Marriot plans to appeal against this £99 million fine, where credit card details, passport numbers and dates of birth have been stolen. Arne Sorenson, president and chief executive of Marriot International, expressed: “We are disappointed with this notice of intent from the ICO, which we will contest…We deeply regret this incident happened. We take the privacy and security of guest information very seriously.”
Why so serious?
Well, with this fine added to the bill amassing for fixing Marriot’s shortcomings in their security systems, this has already become one of the costliest breaches in history – and it doesn’t end there. Costs from hacks can go on for years for companies. With so many diverse factors to be accounted for, the total cost can only be estimated, especially regarding the more recent cases. However, here at URiM, we have sought to compile a more digestible list of the Top 10 most expensive cyber security breaches of all time, for the purposes of being illustrative, more than definitive. Let the salutary lessons begin!
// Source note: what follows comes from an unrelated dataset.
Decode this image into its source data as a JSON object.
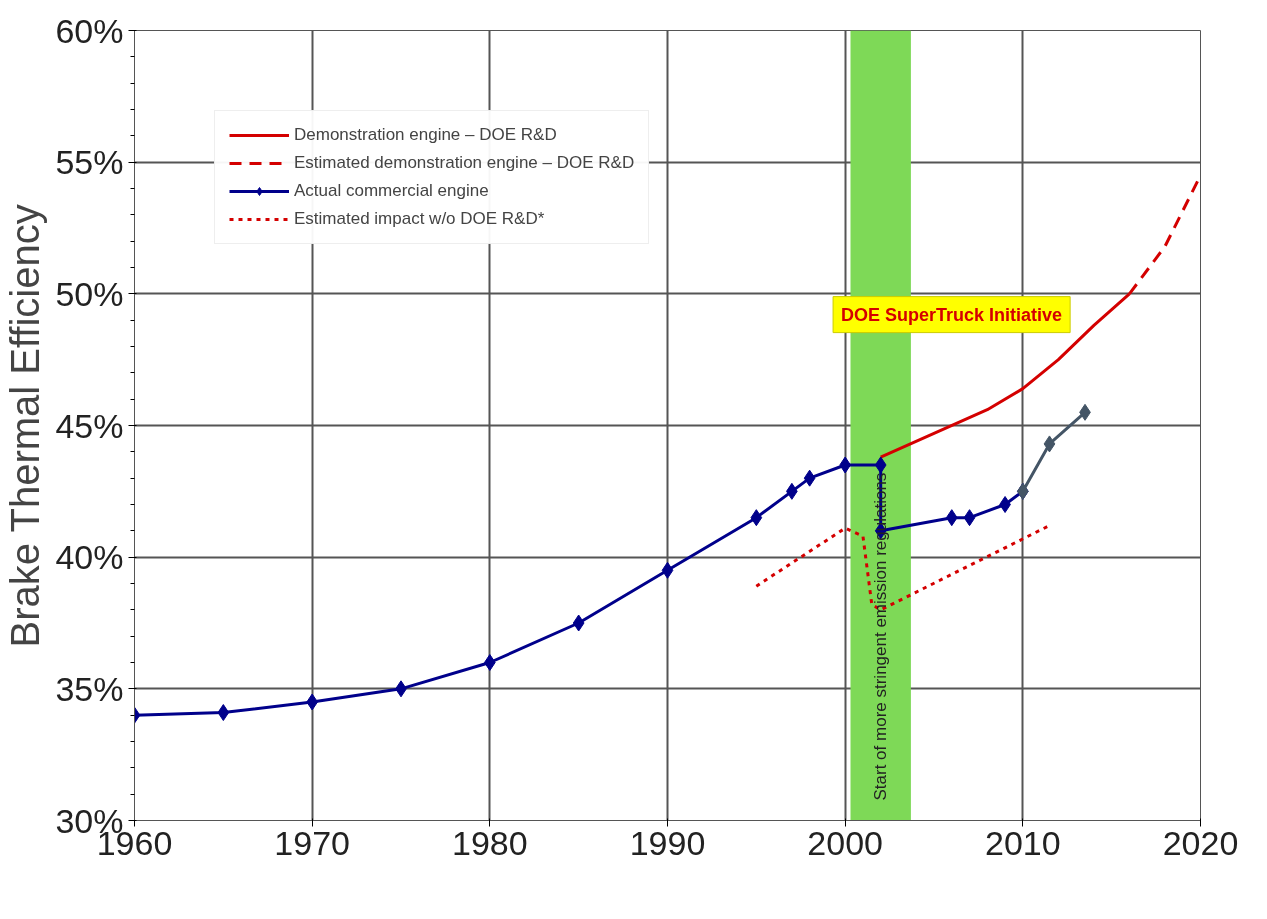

- 0. Uber: ‘Shut up and drive’ … and it didn’t pay off (Thanks, Rihanna)
Heralded as ‘one of the biggest embarrassments and legal tangles the ride-hailing company has suffered’, Uber were criticised not only for lacking the security governance over their user/employee data, but for taking a ‘Ford Siesta’ on relaying details of the breach, to the 57 million customers and drivers it affected. In fact, the transport firm paid hackers $100k to delete the data (including 600k driver licence details), using its ‘bug bounty’ program, which was designed to reward security researchers who report flaws in the company’s software.
“Uber’s decision to cover up this breach was a blatant violation of the public’s trust,” explains California Attorney General, Xavier Becerra. “Consistent with its corporate culture at the time, Uber swept the breach under the rug in deliberate disregard of the law”. Now, the company appears fully prepared to buckle up and regain the trust of its customers, which Uber Chief Legal Officer Tony West admits, is no easy feat. He states: “We’ll continue to invest to keep our customers and their data safe and secure” – sentiments backed by Uber’s new CEO, Dara Khosrowshahi, who fired security officials responsible for the breach, pledging to change how the firm operates, in order to prevent future cyber vulnerabilities.
If only Uber could make their getaway with no more than a dented reputation. Alas, this car-crash of a situation has resulted in further pricy legal action, brought by drivers, customers and the cities of LA & Chicago, to the tune of another $148 million. That’s a hefty penalty fare. Claimants suggest this action will deliver ‘a national rebuke against Uber’s history of flouting laws and basic business ethics’.